The feed-In tariff (FIT) system is a crucial policy tool for advancing solar energy development in Taiwan, but recent debates have surfaced over its future. (Photo: Pixabay)
Taiwan’s feed-In tariff (FIT) system, a cornerstone policy for promoting renewable energy development, is facing growing debate. The Ministry of Economic Affairs recently announced its draft FIT rates for 2025, maintaining stable reductions for solar energy except for small rooftop installations. While the FIT system has been instrumental in advancing solar energy since its implementation in 2010, mounting criticism has raised questions about its future.
The role of FIT and emerging concerns
The FIT system guarantees a 20-year purchase agreement for renewable energy, providing developers with stable revenues and enabling financing from banks. However, as solar technology becomes more cost-efficient, the necessity of prolonged government-backed support is being questioned.
Critics argue that the FIT model has become a breeding ground for malpractice, with so-called "green energy profiteers" exploiting subsidies. In addition, Taiwan Power Company’s (Taipower) financial strain from purchasing high-cost green energy has fueled discussions about phasing out the system.
Chen Kun-Hong (陳坤宏) , Chairman of Sino Greenergy, highlighted a key issue: Taipower purchases solar power at NT$4–6 per kWh, creating high costs and fostering public distrust due to frequent controversies.
Chen Chung-shun (陳中舜), a researcher at the Chung-Hua Institution Economic Research (CIER), pointed out that the FIT system’s government-led pricing negotiations exclude Taipower and users, disrupting market dynamics. He criticized the system for guaranteeing returns that undermine competition, leading to inefficiencies and an uncompetitive environment.
Impact on green energy markets
The FIT rates for 2025, ranging from NT$3.5 to NT$5.7 per kWh, are higher than Taiwan’s average green electricity market price of NT$5.4–5.5 per kWh. This disparity influences free-market solar electricity pricing. According to Chen, the FIT system’s pricing benefits developers but inflates green electricity costs for the open market.
Taiwan’s high renewable energy costs are partly due to "soft costs," including limited land availability. Chen suggests addressing land-related barriers and creating renewable energy zones to streamline development.
Taiwan’s high renewable energy costs are attributed to hidden 'soft costs,' highlighting the challenges in scaling up green energy projects. (Photo: Pixabay)
Recommendations for reform
1. Introduce competitive bidding mechanisms
Experts suggest transitioning to a competitive bidding system to reduce costs and prevent inefficiencies. Chen cited the successful 2017 Chiayi Salt Pan Solar Project, where the government managed land consolidation and compensation, allowing developers to bid competitively. Winning bids were as low as NT$2.6 per kWh, close to Taiwan’s average electricity price.

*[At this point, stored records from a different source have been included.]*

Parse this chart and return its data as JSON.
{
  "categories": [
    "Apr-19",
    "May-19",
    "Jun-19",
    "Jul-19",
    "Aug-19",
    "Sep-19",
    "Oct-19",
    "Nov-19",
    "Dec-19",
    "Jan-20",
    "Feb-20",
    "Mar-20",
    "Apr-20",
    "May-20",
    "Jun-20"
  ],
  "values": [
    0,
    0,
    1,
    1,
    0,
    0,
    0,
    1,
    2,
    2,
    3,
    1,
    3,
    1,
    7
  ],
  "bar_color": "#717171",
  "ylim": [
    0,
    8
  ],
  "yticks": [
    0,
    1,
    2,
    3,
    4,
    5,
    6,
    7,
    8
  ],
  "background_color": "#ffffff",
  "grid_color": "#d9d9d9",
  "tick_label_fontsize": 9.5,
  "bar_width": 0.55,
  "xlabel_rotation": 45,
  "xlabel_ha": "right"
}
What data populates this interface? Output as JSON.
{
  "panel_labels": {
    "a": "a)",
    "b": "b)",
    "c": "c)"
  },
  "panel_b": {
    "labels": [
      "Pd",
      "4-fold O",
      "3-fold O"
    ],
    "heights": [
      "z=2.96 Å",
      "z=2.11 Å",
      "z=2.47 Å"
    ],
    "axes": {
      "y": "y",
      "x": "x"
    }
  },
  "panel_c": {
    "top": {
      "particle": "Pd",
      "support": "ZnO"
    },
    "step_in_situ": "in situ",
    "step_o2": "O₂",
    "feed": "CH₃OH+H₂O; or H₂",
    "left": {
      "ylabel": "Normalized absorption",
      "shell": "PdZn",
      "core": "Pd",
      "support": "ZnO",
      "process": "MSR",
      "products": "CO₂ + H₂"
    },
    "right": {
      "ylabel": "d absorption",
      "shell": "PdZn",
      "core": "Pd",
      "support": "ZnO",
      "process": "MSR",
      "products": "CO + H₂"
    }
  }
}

Revisiting such models could help test market mechanisms in a controlled environment, minimizing resistance and addressing concerns about local interference and corruption.
Chen Kun-hong emphasizes the success of competitive bidding under Taipower’s early FIT system, citing the Chiayi Salt Pan Solar Project as a notable example. (Photo: Venaenergy)
2. Implement green tariff and certificate separation systems
Taiwan could introduce "green tariffs," segmenting electricity pricing into green, low-carbon, and standard categories. This would simplify implementation and remove the need for credit ratings in purchase agreements, making renewable energy more accessible for small and medium-sized enterprises (SMEs).
Additionally, separating energy certificates from electricity purchases could enhance flexibility. Chen emphasized that green energy, regardless of its point of use, contributes to Taiwan’s overall carbon footprint. By integrating mechanisms for public pricing, quantity, and timing transparency, the market could become more efficient, ensuring all low-carbon energy is effectively utilized.
Data table provided by Chen Chung-shun, illustrating key insights into Taiwan's renewable energy pricing. (Compiled by RECCESSARY)
Challenges for SMEs in a liberalized market
The solar industry in Taiwan is dominated by SMEs, with over 60,000 solar installations nationwide. A sudden phase-out of FIT without adequate mechanisms could disproportionately impact smaller developers with lower credit ratings.
Chen noted that banks primarily evaluate financial models when approving renewable energy loans. Without the scale of Taipower, SMEs may struggle to secure financing.
Building a flexible energy market
Taiwan must adopt international best practices, including energy attribute certificates (EACs) and time-dependent EACs (T-EACs), to create a more dynamic energy market. By making market information transparent, pricing signals could align supply and demand more effectively, allowing Taiwan to transition smoothly toward a competitive green energy market.
As Taiwan prepares for a greener future, balancing cost efficiency, market competitiveness, and policy transparency will be critical. The FIT system, while pivotal in the past, must evolve alongside the market to sustain renewable energy growth and ensure equitable participation across industries.